Which COVID-19 vaccine is the best? There is no research to prove which one of the approved variants is the best. Moderna and Pfizer-BioNTech variants employ mRNA technology, which introduces a genetic code that tricks the body into producing antibodies. Their availability is a factor of their cost of production and their ease in transportation and storage.
How about delving into details on how the AZD1222 stacks against the other two variants?
1. Storage and distribution
The Oxford-AstraZeneca vaccine is by far the easiest to transport and store. It can last up to six months under average refrigeration temperatures, between 36°F to 46°F, making its distribution more convenient. Unlike adenovirus-vectored technology, the mRNA technology is relatively fragile; hence, it requires lower temperatures for it to be effective. The Pfizer and Moderna variants require subzero temperatures until they are ready for use.
Moderna and Pfizer have a slight edge in the efficacy of about 95% against the novel coronavirus. This efficacy was obtained after administering the second shot of the vaccine in the clinical trials. Meanwhile, AstraZeneca has recorded an average efficacy of 70% and up to 90% after adjusting the dosing regimen.
Another bone of contention when comparing AstraZeneca vaccine vs Pfizer and Moderna is the cost. Moderna costs $33 while Pfizer costs $20. On the other end, AstraZeneca vaccine price is approximately $4 per dose. The prices are most likely to fluctuate as more variants evolve, and as time goes by.
4. Side effects
All the three variants have nearly similar side effects like flu-like symptoms like fatigue, fever, headaches and muscle pain. The side effects are expected as your immune system is being primed.
Has anyone gotten COVID after getting the vaccine?
The results and analysis of clinical trials have prompted the approval of the coronavirus AstraZeneca vaccine. Research has shown it is highly effective. No one given the vaccine during the clinical trials developed COVID-19 complications or required treatment in the hospital.
When will AstraZeneca vaccine be ready?
The latest AstraZeneca vaccine news revealed South Africa being one of the few African countries to receive the Oxford AstraZeneca vaccine. The country's president received 1 million doses at the O.R. Tambo International Airport on Monday, 1st of February 2021. South Africa will kickstart the vaccination campaign by inoculating South Africa's front-line health workers. Immunisation will commence in mid-February.

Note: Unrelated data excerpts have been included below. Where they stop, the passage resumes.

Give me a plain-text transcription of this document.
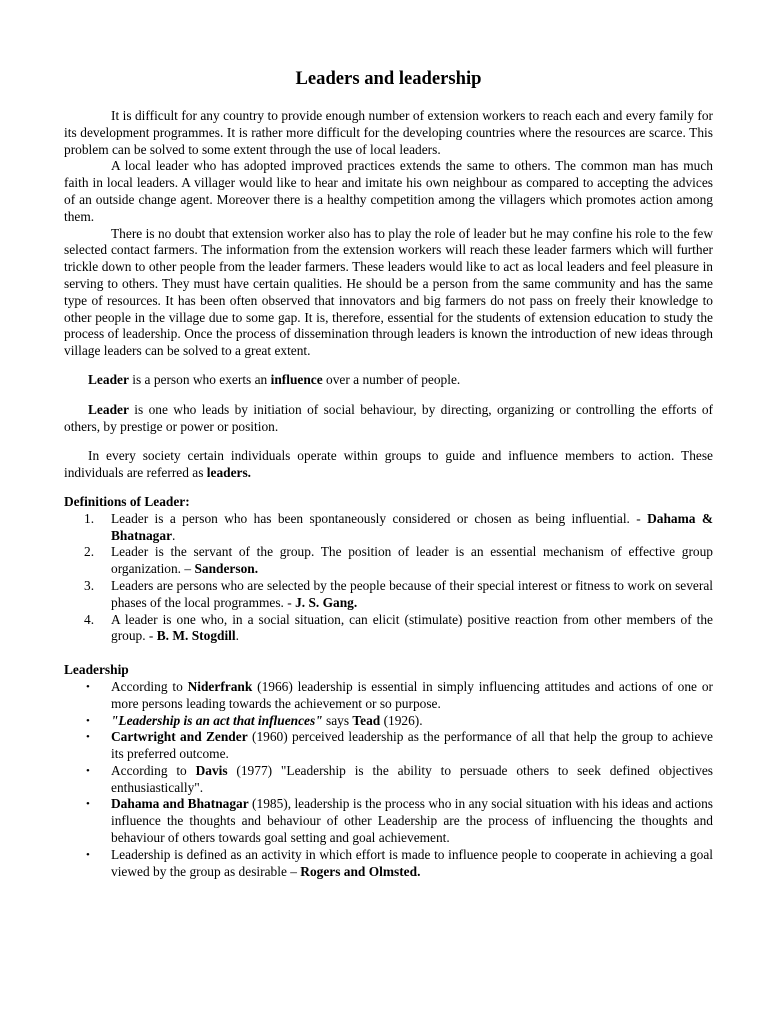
Leaders and leadership

It is difficult for any country to provide enough number of extension workers to reach each and every family for its development programmes. It is rather more difficult for the developing countries where the resources are scarce. This problem can be solved to some extent through the use of local leaders.

A local leader who has adopted improved practices extends the same to others. The common man has much faith in local leaders. A villager would like to hear and imitate his own neighbour as compared to accepting the advices of an outside change agent. Moreover there is a healthy competition among the villagers which promotes action among them.

There is no doubt that extension worker also has to play the role of leader but he may confine his role to the few selected contact farmers. The information from the extension workers will reach these leader farmers which will further trickle down to other people from the leader farmers. These leaders would like to act as local leaders and feel pleasure in serving to others. They must have certain qualities. He should be a person from the same community and has the same type of resources. It has been often observed that innovators and big farmers do not pass on freely their knowledge to other people in the village due to some gap. It is, therefore, essential for the students of extension education to study the process of leadership. Once the process of dissemination through leaders is known the introduction of new ideas through village leaders can be solved to a great extent.

Leader is a person who exerts an influence over a number of people.

Leader is one who leads by initiation of social behaviour, by directing, organizing or controlling the efforts of others, by prestige or power or position.

In every society certain individuals operate within groups to guide and influence members to action. These individuals are referred as leaders.

Definitions of Leader:
1. Leader is a person who has been spontaneously considered or chosen as being influential. - Dahama & Bhatnagar.
2. Leader is the servant of the group. The position of leader is an essential mechanism of effective group organization. – Sanderson.
3. Leaders are persons who are selected by the people because of their special interest or fitness to work on several phases of the local programmes. - J. S. Gang.
4. A leader is one who, in a social situation, can elicit (stimulate) positive reaction from other members of the group. - B. M. Stogdill.
Leadership
• According to Niderfrank (1966) leadership is essential in simply influencing attitudes and actions of one or more persons leading towards the achievement or so purpose.
• "Leadership is an act that influences" says Tead (1926).
• Cartwright and Zender (1960) perceived leadership as the performance of all that help the group to achieve its preferred outcome.
• According to Davis (1977) "Leadership is the ability to persuade others to seek defined objectives enthusiastically".
• Dahama and Bhatnagar (1985), leadership is the process who in any social situation with his ideas and actions influence the thoughts and behaviour of other Leadership are the process of influencing the thoughts and behaviour of others towards goal setting and goal achievement.
• Leadership is defined as an activity in which effort is made to influence people to cooperate in achieving a goal viewed by the group as desirable – Rogers and Olmsted.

Have you been contemplating on whether or not to take the COVID-19 vaccines? These details on the AstraZeneca vaccine will go a long way in equipping you with information on how it works and what to expect. Meanwhile, it is paramount to follow the stipulated COVID-19 prevention guidelines.
DISCLAIMER: This article is intended for general informational purposes only and does not address individual circumstances. Therefore, it is not a substitute for professional advice or help and should not be relied on to make decisions of any kind. Any action you take upon the information presented in this article is strictly at your own risk and responsibility.